Weingreen Museum of Biblical Antiquities
- Established: 1977
- Location: Arts and Social Sciences Building, Trinity College, Dublin
- Coordinates: 53°20′36″N 6°15′26″W﻿ / ﻿53.34326°N 6.25710°W
- Curator: Zuleika Rodgers (2016)
- Website: www.tcd.ie/Religions_Theology/weingreenmuseum

= Weingreen Museum of Biblical Antiquities =

Museum at Trinity College, Dublin

The Weingreen Museum of Biblical Antiquities is located in the Arts and Social Sciences Building, in Trinity College, Dublin. It received its present title in 1977 in recognition of Professor Jacob Weingreen's contribution to the creation of the museum. Professor Weingreen was Erasmus Smith's Professor of Hebrew at Trinity College Dublin between 1939 and 1979.
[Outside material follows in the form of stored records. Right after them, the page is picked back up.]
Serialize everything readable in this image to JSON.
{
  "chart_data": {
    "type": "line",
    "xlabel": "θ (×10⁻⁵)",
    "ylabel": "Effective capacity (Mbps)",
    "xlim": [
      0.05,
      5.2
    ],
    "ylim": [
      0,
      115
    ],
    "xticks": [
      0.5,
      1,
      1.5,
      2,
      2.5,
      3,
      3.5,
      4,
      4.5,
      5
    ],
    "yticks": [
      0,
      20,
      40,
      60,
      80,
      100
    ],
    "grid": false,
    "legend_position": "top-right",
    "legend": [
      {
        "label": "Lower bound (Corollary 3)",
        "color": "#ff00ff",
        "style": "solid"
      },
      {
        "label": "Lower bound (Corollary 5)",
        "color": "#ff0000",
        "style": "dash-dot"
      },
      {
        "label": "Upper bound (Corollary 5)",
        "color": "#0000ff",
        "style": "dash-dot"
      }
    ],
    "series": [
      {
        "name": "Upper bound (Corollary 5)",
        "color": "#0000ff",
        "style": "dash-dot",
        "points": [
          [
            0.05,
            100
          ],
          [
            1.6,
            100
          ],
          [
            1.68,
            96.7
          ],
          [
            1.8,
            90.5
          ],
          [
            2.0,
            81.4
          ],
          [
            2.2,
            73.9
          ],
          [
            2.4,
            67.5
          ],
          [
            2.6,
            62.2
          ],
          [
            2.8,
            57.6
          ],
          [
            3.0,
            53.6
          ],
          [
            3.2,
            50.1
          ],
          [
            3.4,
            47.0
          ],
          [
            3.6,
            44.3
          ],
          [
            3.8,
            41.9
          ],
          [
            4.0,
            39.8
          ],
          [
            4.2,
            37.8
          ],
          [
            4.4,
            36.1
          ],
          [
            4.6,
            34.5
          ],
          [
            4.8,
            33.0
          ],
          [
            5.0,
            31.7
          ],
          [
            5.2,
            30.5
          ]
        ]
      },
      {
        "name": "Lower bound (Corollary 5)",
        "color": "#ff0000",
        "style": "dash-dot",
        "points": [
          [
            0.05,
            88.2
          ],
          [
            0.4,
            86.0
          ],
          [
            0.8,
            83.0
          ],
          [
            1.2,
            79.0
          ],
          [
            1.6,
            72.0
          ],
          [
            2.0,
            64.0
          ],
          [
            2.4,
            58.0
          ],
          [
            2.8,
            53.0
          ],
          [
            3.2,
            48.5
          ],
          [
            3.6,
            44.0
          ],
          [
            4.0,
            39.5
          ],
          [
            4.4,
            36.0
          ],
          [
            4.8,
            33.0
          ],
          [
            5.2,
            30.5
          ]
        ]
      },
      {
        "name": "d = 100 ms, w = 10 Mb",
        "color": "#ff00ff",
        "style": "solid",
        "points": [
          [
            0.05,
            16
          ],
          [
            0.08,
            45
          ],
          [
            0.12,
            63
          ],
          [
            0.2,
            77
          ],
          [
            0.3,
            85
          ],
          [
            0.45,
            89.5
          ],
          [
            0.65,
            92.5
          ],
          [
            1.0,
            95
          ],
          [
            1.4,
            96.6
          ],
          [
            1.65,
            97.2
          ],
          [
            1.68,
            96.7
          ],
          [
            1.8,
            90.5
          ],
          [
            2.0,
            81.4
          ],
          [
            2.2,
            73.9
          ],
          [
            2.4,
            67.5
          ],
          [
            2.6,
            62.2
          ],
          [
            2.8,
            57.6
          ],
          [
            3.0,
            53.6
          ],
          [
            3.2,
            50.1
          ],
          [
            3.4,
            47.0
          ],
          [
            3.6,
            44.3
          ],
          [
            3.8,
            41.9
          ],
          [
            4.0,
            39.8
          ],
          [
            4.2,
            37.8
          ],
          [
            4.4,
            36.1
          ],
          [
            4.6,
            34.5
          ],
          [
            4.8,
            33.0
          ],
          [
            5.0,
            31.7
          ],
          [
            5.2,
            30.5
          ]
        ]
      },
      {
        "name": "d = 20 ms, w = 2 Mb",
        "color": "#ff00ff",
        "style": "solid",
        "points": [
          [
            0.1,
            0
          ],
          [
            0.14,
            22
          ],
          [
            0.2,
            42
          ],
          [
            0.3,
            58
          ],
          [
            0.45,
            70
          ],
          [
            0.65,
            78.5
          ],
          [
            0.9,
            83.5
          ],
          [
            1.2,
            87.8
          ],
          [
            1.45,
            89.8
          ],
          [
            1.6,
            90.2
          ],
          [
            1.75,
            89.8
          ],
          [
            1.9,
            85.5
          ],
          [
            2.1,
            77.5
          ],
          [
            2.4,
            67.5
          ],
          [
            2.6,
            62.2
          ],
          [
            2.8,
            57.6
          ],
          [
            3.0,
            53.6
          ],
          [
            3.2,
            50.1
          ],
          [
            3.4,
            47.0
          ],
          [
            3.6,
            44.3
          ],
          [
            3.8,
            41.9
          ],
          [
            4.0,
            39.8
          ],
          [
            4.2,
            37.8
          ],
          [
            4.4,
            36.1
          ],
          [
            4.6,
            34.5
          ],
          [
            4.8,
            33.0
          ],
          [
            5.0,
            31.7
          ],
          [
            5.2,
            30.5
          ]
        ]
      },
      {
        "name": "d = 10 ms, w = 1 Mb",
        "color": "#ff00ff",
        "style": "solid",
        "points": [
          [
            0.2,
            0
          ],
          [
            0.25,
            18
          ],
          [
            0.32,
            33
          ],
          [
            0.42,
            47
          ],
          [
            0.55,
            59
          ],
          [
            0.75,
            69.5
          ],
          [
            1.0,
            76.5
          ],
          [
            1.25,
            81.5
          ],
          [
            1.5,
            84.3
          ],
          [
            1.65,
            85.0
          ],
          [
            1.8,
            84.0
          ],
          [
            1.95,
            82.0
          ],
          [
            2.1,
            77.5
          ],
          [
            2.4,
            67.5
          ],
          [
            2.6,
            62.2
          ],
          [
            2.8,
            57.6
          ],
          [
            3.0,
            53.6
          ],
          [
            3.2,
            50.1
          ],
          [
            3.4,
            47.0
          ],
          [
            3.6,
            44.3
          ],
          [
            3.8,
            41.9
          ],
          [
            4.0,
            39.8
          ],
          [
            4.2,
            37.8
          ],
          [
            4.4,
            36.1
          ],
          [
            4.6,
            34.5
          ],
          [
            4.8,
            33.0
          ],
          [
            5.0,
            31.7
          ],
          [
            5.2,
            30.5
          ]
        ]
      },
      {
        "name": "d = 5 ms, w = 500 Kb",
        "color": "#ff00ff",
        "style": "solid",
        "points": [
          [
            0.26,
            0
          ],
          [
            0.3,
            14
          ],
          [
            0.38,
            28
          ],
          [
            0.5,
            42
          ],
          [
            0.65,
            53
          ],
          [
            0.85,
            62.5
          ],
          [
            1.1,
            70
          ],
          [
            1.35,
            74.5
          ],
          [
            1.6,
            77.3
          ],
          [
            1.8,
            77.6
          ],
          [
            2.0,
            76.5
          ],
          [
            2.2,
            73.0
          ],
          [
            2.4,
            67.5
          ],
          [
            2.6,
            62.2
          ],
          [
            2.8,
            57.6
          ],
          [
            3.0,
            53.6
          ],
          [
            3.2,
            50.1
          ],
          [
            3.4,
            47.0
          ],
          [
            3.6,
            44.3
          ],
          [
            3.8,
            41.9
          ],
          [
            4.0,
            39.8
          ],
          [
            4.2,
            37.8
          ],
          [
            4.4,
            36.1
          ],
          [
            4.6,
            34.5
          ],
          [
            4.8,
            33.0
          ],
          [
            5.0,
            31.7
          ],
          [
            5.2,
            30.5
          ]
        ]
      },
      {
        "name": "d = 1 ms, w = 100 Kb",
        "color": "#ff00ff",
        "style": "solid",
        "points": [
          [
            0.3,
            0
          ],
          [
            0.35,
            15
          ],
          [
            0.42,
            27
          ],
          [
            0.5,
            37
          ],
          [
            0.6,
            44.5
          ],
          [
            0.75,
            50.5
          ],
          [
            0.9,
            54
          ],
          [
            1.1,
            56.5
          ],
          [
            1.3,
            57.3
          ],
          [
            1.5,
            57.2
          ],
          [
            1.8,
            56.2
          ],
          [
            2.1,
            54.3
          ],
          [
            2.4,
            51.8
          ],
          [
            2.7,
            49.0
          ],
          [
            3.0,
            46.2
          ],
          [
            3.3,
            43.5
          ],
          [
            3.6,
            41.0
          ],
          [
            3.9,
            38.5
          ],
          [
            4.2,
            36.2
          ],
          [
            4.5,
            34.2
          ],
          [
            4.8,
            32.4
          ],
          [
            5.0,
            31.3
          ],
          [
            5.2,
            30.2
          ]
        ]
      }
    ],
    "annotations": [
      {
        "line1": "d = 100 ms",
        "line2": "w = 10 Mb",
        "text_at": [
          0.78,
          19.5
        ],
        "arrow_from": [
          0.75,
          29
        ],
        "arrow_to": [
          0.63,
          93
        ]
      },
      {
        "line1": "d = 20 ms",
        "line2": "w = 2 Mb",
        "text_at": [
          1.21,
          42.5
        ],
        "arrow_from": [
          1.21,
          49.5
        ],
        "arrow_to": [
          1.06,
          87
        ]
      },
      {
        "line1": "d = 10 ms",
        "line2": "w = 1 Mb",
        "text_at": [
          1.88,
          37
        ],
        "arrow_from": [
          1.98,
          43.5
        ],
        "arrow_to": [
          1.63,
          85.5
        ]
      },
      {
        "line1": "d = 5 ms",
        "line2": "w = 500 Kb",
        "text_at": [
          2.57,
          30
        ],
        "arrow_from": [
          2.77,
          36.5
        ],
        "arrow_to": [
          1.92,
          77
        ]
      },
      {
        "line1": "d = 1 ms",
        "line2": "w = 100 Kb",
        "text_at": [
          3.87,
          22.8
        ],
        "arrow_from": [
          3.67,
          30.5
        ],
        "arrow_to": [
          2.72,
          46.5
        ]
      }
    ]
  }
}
The museum consists mainly of pottery and other artefacts from the Ancient Near East. The nucleus of the museum's collection is constituted by artifacts from the excavations of four Biblical cities in Palestine, Israel, and Jordan: Lachish (Director: J.L. Starkey, 1932–1938), Jericho (Kathleen Kenyon 1952–1959), Jerusalem (Kathleen Kenyon, 1961–1967) and Buseirah (Crystal Bennett, 1971–1975). It holds over 2000 objects. It is curated by Zuleika Rodgers, and is available to view by appointment only, though it is being digitised for online viewing.